Nov 22

During my short yet intense career I have worked for quite a few startups and small businesses. I want to talk about a phase most startups go through – Our application is crap, lets trash it and rebuild it from scratch.

Hindsight is something few people have and wisdom is just a myth, just a fancy name we have come up with to call our mistakes.
Nevertheless when a company outgrows the chrysalis stage and starts producing revenue and growing accordingly hindsight is one of management’s favorite words. It’s widely abused in every meeting. Who hasn’t heard at least once “With the benefit of hindsight we could have…”.
This special word makes the eager-developers brain click. There’s our chance to build the perfect application. We know what to avoid, we have wasted countless hours solving all the problems we found in our path before and we’re now ready to whip out the ultimate system.

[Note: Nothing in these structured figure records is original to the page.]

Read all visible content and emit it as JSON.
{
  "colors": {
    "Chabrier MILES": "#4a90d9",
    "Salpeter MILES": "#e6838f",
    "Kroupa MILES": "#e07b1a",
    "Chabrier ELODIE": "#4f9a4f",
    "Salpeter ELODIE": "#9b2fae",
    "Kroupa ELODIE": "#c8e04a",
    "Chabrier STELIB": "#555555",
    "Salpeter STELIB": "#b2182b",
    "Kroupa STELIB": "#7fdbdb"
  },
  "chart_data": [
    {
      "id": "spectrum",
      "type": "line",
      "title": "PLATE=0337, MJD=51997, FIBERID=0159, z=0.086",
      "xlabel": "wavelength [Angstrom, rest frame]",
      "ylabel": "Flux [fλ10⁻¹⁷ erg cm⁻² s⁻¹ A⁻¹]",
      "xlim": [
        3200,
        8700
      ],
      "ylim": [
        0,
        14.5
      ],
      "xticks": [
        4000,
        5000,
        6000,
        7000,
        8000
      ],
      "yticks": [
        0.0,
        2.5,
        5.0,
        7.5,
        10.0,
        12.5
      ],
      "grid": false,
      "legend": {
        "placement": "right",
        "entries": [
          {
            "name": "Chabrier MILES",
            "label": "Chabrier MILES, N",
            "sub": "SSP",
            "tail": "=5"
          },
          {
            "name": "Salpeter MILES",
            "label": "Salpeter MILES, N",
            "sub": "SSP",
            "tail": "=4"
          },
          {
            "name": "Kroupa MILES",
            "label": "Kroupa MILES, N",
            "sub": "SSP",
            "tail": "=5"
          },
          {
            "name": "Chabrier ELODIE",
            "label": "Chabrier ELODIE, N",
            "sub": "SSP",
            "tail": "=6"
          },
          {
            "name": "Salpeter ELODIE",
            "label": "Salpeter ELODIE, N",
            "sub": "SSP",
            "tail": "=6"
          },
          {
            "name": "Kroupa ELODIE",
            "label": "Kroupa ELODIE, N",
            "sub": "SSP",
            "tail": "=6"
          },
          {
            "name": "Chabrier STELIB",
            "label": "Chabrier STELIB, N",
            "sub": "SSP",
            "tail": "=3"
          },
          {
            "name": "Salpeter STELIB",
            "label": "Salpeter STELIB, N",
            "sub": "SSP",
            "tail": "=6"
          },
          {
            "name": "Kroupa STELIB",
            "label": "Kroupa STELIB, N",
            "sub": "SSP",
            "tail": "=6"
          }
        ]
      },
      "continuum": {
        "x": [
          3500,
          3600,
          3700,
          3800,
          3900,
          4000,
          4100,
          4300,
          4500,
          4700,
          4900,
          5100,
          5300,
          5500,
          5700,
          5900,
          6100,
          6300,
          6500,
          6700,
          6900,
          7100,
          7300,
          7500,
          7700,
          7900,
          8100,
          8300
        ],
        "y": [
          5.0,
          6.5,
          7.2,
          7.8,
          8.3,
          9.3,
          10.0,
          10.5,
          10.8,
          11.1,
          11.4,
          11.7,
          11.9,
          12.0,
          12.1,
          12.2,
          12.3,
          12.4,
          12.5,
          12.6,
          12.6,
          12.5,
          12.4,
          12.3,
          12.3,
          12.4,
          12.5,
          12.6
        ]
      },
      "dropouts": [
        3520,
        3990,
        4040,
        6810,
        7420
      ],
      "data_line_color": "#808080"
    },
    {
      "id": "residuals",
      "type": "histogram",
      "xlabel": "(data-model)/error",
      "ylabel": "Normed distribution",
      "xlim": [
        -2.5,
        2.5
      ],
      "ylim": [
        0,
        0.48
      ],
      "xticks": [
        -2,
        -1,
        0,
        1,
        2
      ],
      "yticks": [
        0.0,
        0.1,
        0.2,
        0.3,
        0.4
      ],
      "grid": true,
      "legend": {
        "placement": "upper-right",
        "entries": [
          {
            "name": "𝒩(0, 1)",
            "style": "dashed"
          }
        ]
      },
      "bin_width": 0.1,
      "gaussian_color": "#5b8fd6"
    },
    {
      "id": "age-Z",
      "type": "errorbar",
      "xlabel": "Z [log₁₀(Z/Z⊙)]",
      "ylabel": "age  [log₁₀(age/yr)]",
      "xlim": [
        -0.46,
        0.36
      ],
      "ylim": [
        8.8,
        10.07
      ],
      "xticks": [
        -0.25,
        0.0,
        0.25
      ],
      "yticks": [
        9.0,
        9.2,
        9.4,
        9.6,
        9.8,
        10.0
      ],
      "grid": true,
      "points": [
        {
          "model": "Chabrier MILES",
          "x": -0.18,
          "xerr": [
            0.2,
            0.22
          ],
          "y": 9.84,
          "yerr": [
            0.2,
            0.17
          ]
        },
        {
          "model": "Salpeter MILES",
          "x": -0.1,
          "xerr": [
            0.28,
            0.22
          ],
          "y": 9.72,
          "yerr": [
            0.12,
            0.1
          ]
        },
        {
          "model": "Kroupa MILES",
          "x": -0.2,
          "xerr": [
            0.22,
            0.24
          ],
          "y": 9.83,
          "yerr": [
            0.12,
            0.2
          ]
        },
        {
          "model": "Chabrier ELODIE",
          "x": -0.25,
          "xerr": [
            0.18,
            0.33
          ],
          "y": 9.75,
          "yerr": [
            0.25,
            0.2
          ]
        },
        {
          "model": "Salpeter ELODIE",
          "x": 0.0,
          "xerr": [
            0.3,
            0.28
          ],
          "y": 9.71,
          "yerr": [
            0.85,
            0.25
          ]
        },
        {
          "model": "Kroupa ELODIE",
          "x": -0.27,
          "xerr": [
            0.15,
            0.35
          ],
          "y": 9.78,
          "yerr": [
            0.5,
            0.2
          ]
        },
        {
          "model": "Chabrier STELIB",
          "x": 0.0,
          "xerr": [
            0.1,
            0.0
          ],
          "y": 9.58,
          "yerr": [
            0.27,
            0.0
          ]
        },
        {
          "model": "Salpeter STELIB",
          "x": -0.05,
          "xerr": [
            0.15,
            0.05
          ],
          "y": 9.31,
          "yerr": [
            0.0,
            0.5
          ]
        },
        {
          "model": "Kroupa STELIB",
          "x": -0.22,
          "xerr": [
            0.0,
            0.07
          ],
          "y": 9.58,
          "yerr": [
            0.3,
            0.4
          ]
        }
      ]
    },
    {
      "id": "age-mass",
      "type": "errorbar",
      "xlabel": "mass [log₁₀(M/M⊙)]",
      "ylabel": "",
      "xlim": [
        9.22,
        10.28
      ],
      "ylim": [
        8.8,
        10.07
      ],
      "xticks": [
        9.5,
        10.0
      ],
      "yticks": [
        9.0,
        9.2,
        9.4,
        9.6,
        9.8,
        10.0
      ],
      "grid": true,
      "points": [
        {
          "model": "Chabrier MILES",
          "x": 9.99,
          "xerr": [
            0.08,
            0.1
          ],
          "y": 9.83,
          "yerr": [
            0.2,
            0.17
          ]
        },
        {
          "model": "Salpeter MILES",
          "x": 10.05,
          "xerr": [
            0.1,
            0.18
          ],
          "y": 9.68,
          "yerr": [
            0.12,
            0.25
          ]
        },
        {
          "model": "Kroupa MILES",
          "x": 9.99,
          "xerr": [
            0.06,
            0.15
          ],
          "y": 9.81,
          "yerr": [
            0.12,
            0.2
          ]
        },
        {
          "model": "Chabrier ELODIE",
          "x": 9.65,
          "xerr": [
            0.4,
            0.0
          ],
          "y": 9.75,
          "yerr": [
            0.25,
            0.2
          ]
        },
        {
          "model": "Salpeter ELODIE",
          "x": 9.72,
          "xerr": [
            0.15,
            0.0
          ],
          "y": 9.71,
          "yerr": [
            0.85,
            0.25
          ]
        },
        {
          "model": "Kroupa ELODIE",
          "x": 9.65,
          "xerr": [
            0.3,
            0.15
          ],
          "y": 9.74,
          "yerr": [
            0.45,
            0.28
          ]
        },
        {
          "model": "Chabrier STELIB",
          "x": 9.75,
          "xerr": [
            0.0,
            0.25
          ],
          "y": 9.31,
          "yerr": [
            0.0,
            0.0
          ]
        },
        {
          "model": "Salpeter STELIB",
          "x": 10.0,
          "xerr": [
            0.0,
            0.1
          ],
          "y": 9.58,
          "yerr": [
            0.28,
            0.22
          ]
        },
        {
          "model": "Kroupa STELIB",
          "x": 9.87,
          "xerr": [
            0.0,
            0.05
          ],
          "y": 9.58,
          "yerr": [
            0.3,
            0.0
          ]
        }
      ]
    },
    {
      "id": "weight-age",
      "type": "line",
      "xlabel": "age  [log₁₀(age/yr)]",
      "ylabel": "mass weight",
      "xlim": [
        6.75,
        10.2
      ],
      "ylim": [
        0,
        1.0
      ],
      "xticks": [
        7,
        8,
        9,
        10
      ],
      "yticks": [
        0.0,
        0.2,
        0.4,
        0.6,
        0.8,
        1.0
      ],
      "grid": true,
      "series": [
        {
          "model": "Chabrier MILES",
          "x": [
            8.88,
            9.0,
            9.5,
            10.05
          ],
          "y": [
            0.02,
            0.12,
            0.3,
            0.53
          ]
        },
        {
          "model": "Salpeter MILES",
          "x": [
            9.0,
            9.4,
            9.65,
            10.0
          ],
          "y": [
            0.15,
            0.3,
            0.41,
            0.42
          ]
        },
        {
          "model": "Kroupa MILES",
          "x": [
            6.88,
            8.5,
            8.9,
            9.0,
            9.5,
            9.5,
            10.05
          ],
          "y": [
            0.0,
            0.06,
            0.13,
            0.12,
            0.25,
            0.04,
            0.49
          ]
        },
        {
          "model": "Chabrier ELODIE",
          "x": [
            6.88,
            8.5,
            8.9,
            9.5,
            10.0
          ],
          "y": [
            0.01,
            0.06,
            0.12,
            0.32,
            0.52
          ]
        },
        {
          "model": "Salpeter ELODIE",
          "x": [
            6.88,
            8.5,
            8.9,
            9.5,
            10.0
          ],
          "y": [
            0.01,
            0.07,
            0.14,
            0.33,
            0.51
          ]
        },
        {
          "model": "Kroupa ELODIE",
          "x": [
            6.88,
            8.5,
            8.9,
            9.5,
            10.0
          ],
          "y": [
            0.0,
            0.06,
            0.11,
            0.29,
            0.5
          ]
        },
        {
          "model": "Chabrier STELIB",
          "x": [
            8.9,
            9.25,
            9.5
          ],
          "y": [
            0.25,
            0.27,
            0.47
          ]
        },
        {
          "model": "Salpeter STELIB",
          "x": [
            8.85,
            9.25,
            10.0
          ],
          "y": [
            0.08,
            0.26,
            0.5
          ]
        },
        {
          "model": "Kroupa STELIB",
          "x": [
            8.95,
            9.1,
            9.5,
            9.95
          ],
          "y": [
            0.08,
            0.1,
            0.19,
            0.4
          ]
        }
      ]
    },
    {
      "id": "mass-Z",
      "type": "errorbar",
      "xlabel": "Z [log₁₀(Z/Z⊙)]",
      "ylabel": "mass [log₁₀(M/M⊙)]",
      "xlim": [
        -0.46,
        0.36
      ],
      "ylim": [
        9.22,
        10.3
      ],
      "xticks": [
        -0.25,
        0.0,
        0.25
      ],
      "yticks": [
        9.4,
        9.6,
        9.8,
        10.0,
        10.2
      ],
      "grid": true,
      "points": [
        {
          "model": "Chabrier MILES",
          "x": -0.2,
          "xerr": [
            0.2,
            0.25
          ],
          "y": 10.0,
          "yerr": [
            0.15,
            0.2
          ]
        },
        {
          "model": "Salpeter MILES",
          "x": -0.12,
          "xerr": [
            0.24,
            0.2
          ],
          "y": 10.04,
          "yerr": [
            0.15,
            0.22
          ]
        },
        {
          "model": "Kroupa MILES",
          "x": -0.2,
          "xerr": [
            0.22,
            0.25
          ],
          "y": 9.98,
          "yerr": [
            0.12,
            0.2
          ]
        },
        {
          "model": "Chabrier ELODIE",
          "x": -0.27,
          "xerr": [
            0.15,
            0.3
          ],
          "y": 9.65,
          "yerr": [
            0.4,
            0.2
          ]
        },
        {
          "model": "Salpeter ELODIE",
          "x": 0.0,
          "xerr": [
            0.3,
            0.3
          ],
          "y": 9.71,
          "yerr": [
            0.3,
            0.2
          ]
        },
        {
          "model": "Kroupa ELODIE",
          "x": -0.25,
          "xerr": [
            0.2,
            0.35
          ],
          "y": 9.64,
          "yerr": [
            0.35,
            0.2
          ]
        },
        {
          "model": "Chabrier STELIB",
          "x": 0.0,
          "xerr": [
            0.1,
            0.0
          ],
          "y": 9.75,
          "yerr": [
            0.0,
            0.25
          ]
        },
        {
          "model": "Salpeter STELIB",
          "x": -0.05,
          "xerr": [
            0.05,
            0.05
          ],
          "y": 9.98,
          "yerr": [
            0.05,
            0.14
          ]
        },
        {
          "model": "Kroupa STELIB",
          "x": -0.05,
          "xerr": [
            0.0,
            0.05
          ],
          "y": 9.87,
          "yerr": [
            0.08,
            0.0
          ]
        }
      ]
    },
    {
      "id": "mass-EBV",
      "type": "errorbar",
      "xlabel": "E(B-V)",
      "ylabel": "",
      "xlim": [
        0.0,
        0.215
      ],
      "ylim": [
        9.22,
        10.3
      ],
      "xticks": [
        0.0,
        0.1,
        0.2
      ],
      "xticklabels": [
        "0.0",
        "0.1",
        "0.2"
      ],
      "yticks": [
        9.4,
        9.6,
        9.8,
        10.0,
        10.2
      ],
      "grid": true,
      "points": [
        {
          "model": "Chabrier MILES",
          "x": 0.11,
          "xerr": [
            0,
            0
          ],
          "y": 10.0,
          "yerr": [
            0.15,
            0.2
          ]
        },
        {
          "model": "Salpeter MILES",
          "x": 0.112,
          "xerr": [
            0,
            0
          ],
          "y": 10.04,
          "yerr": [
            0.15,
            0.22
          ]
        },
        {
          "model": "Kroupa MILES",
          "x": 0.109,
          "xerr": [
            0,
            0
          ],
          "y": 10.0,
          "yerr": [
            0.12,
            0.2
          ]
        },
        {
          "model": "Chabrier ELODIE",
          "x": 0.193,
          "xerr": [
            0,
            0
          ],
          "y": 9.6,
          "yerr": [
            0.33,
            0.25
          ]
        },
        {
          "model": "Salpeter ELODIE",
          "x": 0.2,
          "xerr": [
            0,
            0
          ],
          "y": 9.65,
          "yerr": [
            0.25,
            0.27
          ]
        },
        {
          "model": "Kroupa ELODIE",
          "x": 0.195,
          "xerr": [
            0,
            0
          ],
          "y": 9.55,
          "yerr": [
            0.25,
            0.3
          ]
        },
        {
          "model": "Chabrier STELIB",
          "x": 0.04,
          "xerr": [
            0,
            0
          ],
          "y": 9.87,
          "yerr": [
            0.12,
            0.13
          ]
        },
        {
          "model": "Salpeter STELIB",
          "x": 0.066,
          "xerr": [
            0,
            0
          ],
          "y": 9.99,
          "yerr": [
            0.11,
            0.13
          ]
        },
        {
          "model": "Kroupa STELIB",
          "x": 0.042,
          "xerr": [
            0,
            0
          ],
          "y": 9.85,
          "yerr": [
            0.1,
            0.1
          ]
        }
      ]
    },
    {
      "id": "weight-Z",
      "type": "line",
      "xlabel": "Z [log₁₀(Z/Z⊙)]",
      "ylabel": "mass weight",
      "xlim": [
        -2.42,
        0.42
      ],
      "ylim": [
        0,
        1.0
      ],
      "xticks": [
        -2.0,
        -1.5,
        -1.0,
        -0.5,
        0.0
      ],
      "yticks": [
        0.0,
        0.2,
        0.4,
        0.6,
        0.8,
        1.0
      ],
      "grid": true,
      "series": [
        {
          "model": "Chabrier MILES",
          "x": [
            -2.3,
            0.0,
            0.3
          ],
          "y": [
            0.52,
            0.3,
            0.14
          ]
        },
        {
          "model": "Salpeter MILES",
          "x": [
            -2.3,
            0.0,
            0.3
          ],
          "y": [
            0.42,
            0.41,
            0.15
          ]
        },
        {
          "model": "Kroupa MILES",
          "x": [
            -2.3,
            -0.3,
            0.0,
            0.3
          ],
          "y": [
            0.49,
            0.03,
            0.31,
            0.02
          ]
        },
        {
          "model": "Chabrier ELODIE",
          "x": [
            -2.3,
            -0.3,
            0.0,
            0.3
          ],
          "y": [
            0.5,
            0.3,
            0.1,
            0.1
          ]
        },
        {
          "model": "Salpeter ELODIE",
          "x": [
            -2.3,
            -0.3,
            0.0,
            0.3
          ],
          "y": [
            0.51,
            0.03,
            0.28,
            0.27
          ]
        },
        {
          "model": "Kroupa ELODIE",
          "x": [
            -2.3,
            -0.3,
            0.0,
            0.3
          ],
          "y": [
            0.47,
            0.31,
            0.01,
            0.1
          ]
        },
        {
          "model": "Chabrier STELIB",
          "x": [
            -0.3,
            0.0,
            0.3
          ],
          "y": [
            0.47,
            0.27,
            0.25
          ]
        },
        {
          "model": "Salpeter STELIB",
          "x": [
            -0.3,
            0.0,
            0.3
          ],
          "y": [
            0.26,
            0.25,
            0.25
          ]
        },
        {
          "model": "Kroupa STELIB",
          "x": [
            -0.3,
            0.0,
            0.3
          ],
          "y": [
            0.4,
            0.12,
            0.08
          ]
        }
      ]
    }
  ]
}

Perhaps with a bit of hindsight, wisdom, or a wee little bit of both, our developers would realize that every time they start developing an application from scratch a whole new bunch of complications will crop up and will have to be solved. While this happens the management team who has promised to deliver in time to the big bosses is obviously breathing heavily down the programmers’ skinny necks.

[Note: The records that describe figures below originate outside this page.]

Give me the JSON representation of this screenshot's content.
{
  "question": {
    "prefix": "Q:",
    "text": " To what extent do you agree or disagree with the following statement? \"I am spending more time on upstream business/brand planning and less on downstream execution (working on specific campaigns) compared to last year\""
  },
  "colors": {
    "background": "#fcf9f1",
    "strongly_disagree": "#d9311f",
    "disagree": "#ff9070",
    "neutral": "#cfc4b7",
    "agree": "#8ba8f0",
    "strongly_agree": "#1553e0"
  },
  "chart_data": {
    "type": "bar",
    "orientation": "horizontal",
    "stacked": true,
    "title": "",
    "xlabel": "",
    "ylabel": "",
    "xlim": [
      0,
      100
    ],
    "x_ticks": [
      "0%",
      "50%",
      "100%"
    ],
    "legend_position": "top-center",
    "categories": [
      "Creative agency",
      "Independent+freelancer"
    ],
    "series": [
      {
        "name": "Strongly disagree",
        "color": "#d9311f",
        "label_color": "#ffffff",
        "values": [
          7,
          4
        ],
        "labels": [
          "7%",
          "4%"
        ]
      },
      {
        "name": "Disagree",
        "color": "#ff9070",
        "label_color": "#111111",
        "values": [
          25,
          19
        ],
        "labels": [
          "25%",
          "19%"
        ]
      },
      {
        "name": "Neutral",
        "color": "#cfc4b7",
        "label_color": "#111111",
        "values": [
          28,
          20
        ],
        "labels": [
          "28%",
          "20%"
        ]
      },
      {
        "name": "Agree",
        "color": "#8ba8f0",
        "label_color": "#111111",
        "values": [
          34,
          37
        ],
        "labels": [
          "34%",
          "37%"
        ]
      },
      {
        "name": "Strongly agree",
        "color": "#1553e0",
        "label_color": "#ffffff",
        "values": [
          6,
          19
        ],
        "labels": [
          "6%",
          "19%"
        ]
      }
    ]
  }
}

This happened to me once, although we didn’t go as far as actually begin the development a countless amount of hours was wasted in meetings to trying and figure out what we were going to do and how.
The issue for many startups is that very often the software is developed hastily for lack of funding or time constraints. This generally leads to a structureless applications patched together at the last minute. That’s how it is and always going to be – and in my personal experience it’s definitely better this way than running out of funding because the entire process is managed by a megalomaniac-developer with serious ego-related issues.
Once the application is ready and the product is launched there’s never going to be time to stop. Look back. Amend emissions and non-blocking bugs until it’s too late. That’s just the natural process.

After 1 year of life the initial product will most likely be completely unrecognizable and changed/badly-patched in many of its core components. This will make keeping track of what’s exactly going on inside the software harder.
So now what.
The approach I’ve found most feasible and realistic is to gradually fix and produce documentation as the development progresses. A software, especially a website, will never stop evolving and the amount of feature-requests and bugs to fix will only increase with time, stopping the entire machinery to go back and fix is just not an option. However, whilst new functionalities are being added, they will probably have to be integrated with old ones. This is where wisdom can assist you. It is definitely worth spending a few hours more on each new piece of code to patch up the old part it has to touch. Gradually your development process will fall back on track and there won’t be any more wild panic because of obsolete or faulty routines and functions.

If, on the other hand, your software is rotten to the core and cannot be rescued, well, tough sob, you should probably have thought it through more carefully before putting your hands on the keyboard.

Having said that I’d like to add that rewriting an application is not entirely impossible, but it’s most likely going to be a colossal process which will require large sums of money.